DD: I’ve had such wide experience in the paranormal that it all just flows naturally into the events surrounding the characters. Of course, those events are enlarged and enhanced for the sake of impact but they are not simply imaginary.
BT: Have you ever sat and just watched the people go by?
DD: All the time. It’s a great way to learn about our species, both good and bad. Good thing for a writer to do.
BT: What books have most influenced your life most?
DD: Wooeee! I don’t have enough time or space here to answer that one fully. Here’s just a few:
The Source—Michener, Catcher in The Rye—Salinger, To Kill a Mockingbird—Lee, The Outlander Series—Gabaldon, Holes—Sachar, I Know This Much Is True—Lamb
BT: If you had to choose, which writer would you like to have mentor you?

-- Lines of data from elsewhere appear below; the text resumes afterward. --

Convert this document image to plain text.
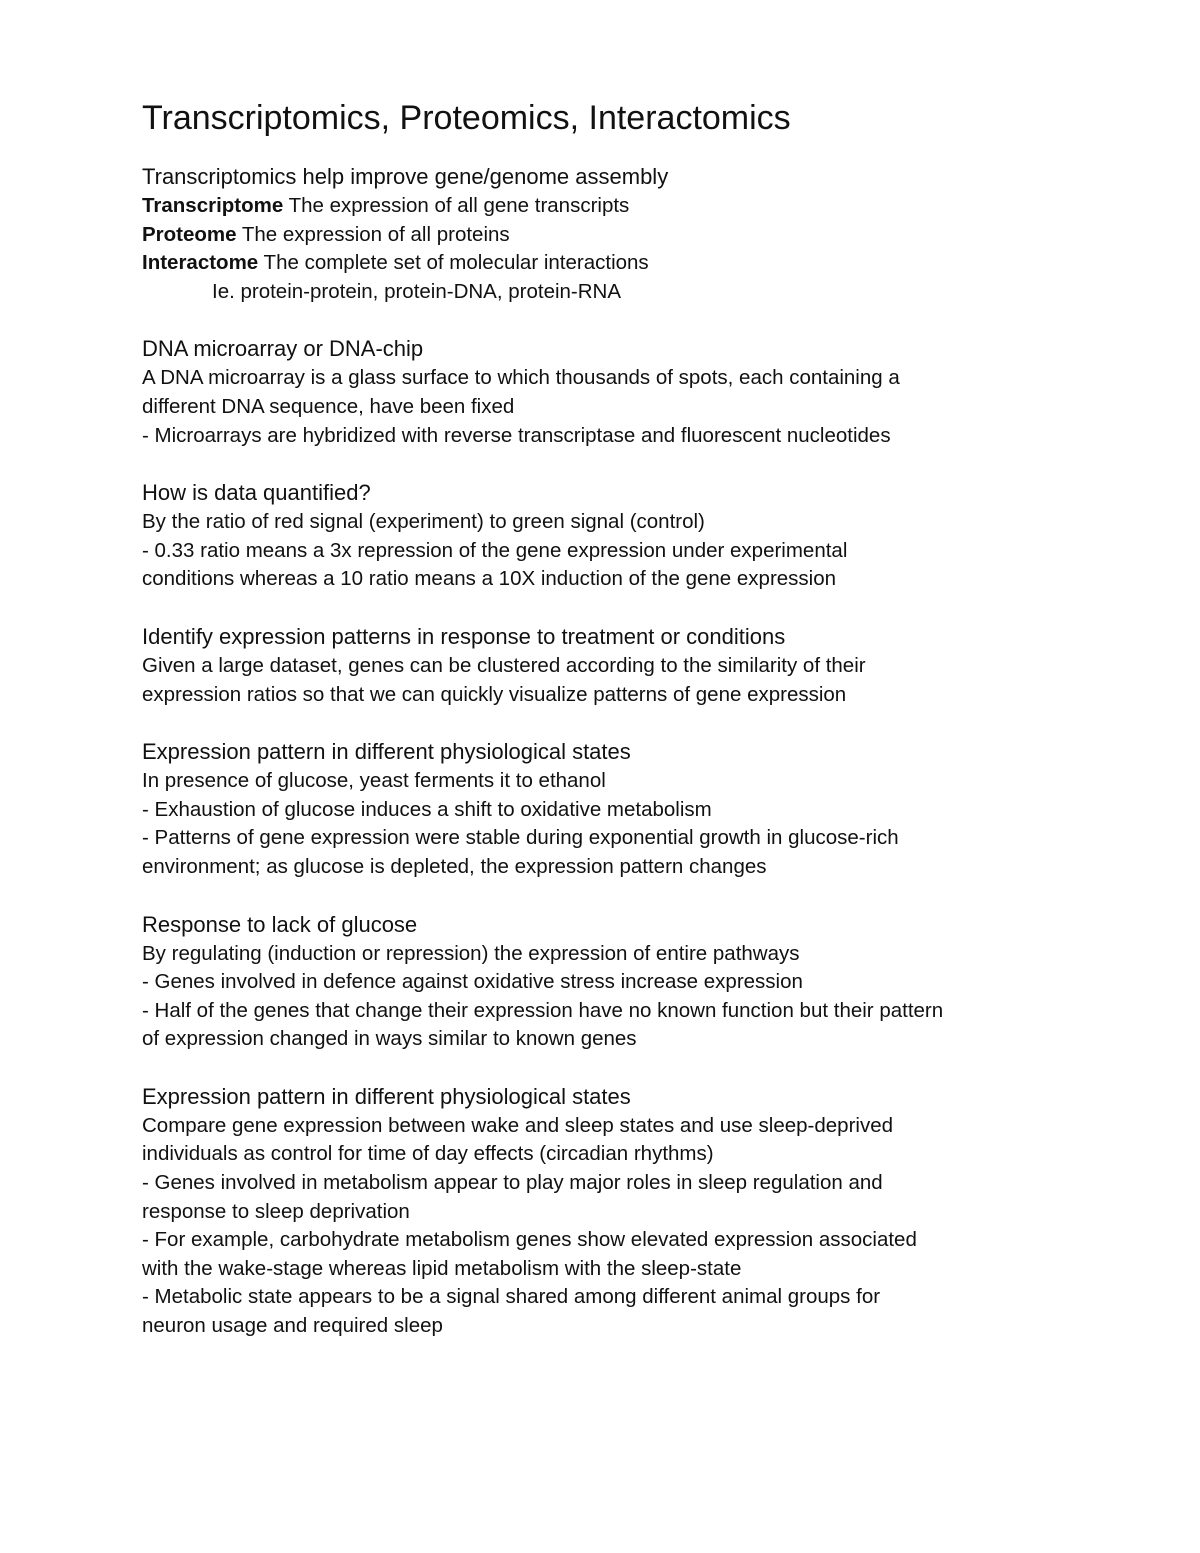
Transcriptomics, Proteomics, Interactomics

Transcriptomics help improve gene/genome assembly

Transcriptome The expression of all gene transcripts

Proteome The expression of all proteins

Interactome The complete set of molecular interactions

Ie. protein-protein, protein-DNA, protein-RNA

DNA microarray or DNA-chip

A DNA microarray is a glass surface to which thousands of spots, each containing a

different DNA sequence, have been fixed

- Microarrays are hybridized with reverse transcriptase and fluorescent nucleotides

How is data quantified?

By the ratio of red signal (experiment) to green signal (control)

- 0.33 ratio means a 3x repression of the gene expression under experimental

conditions whereas a 10 ratio means a 10X induction of the gene expression

Identify expression patterns in response to treatment or conditions

Given a large dataset, genes can be clustered according to the similarity of their

expression ratios so that we can quickly visualize patterns of gene expression

Expression pattern in different physiological states

In presence of glucose, yeast ferments it to ethanol

- Exhaustion of glucose induces a shift to oxidative metabolism

- Patterns of gene expression were stable during exponential growth in glucose-rich

environment; as glucose is depleted, the expression pattern changes

Response to lack of glucose

By regulating (induction or repression) the expression of entire pathways

- Genes involved in defence against oxidative stress increase expression

- Half of the genes that change their expression have no known function but their pattern

of expression changed in ways similar to known genes

Expression pattern in different physiological states

Compare gene expression between wake and sleep states and use sleep-deprived

individuals as control for time of day effects (circadian rhythms)

- Genes involved in metabolism appear to play major roles in sleep regulation and

response to sleep deprivation

- For example, carbohydrate metabolism genes show elevated expression associated

with the wake-stage whereas lipid metabolism with the sleep-state

- Metabolic state appears to be a signal shared among different animal groups for

neuron usage and required sleep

DD: James Michener. Well, if he still lived.
BT: Do you read while you write? What book are you reading now?
DD: Always and it’s dangerous. I get all involved and then I don’t write. Recently, I just finished The Hunger Games Trilogy.

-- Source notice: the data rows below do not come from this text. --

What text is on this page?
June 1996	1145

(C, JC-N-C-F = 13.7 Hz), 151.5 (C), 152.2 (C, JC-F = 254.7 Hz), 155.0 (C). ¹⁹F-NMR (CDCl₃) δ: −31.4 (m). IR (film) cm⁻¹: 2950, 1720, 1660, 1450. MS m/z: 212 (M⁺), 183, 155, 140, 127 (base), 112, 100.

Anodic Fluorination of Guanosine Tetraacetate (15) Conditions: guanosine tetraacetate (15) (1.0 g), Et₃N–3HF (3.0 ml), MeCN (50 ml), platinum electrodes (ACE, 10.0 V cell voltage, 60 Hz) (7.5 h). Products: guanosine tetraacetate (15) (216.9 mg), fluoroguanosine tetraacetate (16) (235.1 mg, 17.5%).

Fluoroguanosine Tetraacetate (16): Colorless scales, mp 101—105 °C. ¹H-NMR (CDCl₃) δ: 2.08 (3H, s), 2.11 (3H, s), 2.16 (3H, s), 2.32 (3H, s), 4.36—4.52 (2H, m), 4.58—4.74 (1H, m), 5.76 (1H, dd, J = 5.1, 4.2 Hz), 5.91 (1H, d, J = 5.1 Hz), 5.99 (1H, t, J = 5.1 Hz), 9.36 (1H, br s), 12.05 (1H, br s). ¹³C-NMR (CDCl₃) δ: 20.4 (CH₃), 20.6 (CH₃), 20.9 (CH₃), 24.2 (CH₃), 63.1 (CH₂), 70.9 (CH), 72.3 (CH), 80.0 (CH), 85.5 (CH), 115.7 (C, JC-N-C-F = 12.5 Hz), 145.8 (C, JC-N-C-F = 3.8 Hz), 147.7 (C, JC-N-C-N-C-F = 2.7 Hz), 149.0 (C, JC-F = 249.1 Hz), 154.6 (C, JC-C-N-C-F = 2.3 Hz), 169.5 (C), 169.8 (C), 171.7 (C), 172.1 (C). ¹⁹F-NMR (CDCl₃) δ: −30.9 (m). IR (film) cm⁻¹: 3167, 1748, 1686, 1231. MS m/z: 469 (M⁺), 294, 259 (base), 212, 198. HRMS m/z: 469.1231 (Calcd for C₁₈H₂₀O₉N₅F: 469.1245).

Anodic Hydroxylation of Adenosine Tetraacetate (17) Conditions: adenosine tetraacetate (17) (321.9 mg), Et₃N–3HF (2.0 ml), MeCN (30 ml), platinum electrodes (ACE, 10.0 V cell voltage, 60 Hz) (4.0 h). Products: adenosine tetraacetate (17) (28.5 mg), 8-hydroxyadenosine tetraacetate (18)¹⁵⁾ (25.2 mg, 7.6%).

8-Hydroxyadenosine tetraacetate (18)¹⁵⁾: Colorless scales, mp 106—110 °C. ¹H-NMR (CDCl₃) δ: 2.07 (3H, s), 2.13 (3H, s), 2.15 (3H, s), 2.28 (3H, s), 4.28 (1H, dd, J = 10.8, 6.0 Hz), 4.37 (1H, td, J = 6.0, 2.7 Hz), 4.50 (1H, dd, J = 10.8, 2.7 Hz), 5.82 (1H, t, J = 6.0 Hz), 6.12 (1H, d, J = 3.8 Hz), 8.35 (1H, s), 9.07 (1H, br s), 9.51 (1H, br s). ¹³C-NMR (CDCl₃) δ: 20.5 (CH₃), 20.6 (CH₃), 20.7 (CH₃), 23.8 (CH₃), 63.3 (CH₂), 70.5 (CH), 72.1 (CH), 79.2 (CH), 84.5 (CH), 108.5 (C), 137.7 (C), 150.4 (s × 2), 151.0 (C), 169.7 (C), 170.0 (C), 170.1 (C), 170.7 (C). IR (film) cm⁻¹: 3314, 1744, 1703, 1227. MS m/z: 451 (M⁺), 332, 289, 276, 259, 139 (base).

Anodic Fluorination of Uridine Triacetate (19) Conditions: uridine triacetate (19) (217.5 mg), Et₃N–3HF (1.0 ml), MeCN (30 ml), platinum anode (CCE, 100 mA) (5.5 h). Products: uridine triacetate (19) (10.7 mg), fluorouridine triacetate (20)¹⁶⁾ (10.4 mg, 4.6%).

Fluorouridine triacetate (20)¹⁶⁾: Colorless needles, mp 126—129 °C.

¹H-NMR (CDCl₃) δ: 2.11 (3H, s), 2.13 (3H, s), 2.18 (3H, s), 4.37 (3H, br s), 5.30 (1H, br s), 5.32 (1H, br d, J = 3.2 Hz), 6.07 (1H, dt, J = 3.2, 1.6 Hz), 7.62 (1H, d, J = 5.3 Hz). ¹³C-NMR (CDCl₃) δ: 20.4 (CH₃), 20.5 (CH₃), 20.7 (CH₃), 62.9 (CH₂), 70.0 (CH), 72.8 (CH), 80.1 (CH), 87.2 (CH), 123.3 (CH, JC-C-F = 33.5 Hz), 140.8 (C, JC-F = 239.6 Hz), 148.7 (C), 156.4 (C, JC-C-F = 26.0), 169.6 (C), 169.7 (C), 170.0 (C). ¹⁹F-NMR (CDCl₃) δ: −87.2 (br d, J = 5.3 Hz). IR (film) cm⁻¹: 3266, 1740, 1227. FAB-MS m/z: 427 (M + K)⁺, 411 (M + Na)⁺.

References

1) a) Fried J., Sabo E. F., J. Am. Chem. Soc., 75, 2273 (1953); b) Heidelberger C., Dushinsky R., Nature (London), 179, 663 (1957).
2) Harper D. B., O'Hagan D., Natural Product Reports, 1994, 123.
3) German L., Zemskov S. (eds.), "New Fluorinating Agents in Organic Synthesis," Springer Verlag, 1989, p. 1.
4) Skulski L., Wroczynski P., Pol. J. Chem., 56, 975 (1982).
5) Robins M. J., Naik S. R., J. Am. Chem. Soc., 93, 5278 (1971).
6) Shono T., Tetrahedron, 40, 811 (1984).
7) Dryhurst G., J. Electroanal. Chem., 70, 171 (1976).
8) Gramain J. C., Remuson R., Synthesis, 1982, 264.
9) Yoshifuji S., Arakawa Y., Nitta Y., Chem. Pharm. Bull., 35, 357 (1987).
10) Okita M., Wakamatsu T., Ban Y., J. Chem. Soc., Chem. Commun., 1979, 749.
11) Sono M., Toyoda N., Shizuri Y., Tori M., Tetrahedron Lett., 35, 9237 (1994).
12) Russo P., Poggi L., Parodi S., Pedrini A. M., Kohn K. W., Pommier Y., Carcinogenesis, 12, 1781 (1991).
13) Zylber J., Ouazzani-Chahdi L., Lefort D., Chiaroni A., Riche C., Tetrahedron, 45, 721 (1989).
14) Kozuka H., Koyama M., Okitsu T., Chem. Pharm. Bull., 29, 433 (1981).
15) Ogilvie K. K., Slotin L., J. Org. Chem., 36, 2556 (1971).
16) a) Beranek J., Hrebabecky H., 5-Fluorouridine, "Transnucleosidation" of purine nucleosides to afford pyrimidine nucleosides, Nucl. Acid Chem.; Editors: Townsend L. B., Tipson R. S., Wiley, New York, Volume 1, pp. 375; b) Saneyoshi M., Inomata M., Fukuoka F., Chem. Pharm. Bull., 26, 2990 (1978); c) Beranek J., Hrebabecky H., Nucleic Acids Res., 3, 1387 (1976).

BT: Are there any new authors that have grasped your interest?
DD: To be perfectly honest, I haven’t had the time to read as widely as I would like.
BT: What are your current projects?
DD: All of my efforts are pointed towards finishing The St. Augustine Trilogy and marketing Book I, Sliding Beneath the Surface.
BT: Does your family support your writing?
DD: Absolutely. Since my wife was co-author on An Explosion of Being, she knows what it takes to write, edit and market. In fact, when I do book signings, she often goes with me so that together we can present that book and our work in the paranormal to the public. My adult kids are great, always cheering me on to victory. Everyone has also generously given of their time to read Book I of my trilogy so they can give me their take and suggestions.
BT: Do you see writing as a career?
DD: It is my career and has been since I retired from the world of education and working in nonprofit organizations.
BT: If you had to do it all over again, would you change anything in your latest book?
DD: It’s too early for that. It needs to be on the market longer and get more public appraisal before I can say.
BT: Is there anything you find particularly challenging in your writing?
DD: The biggest challenge, as it is for so many others, is to balance the marketing of published works against the writing of new ones. Somehow I haven’t figured that one out yet. If anybody has any clear-cut answers in that arena, I would love to hear them.
BT: Who is your favorite author and what is it that really strikes you about their work?
DD: James Michener is my favorite. His ability to manipulate tons of details in such a beautifully descriptive manner has always been a marvel to me. He took so many huge, daunting topics and made them look simple.
BT: Do you have to travel much concerning your book(s)?
DD: So far it hasn’t been a burden. A conference or a book signing here or there.
BT: Who designed the covers?
DD: A wonderful guy by the name of Michael Lynch. He teaches digital design at a college out in California. He did my trilogy and a re-work of the cover for An Explosion of Being.
BT: What was the hardest part of writing?
DD: For me it is putting too much extraneous detail into my novels, especially when inserting historical information. I’m an old history teacher and it’s a tough habit to break.
BT: Did you learn anything from writing your book and what was it?
DD: Hmm. Which book? The first one, An Explosion of Being, showed me I could actually be a writer. Book I of my trilogy showed me I could indeed use the paranormal effectively in a novel
BT: Do you have any advice for other writers?
DD: Ha! Call me. Seriously. Or at least send me an email. I talk to budding writers all the time. Oh, OK. In the fiction realm, get critiques from as many people as you can, use what makes sense and then ditch the rest. Whether you self publish or get a contract, listen to your editor. That person can take your good stuff and help you make it great.
DD: Keep at it no matter what. Don’t give up. Seek like-minded people for what you write and make the most of the FWA groups and conferences.
BT: Where can they find you on the web?
BT: Do you have a you tube channel with your book trailers?
DD: Nope, not yet.
BT: Are you on any readers sites?
DD: Sure. Goodreads, Jacketflap and Flamingnet.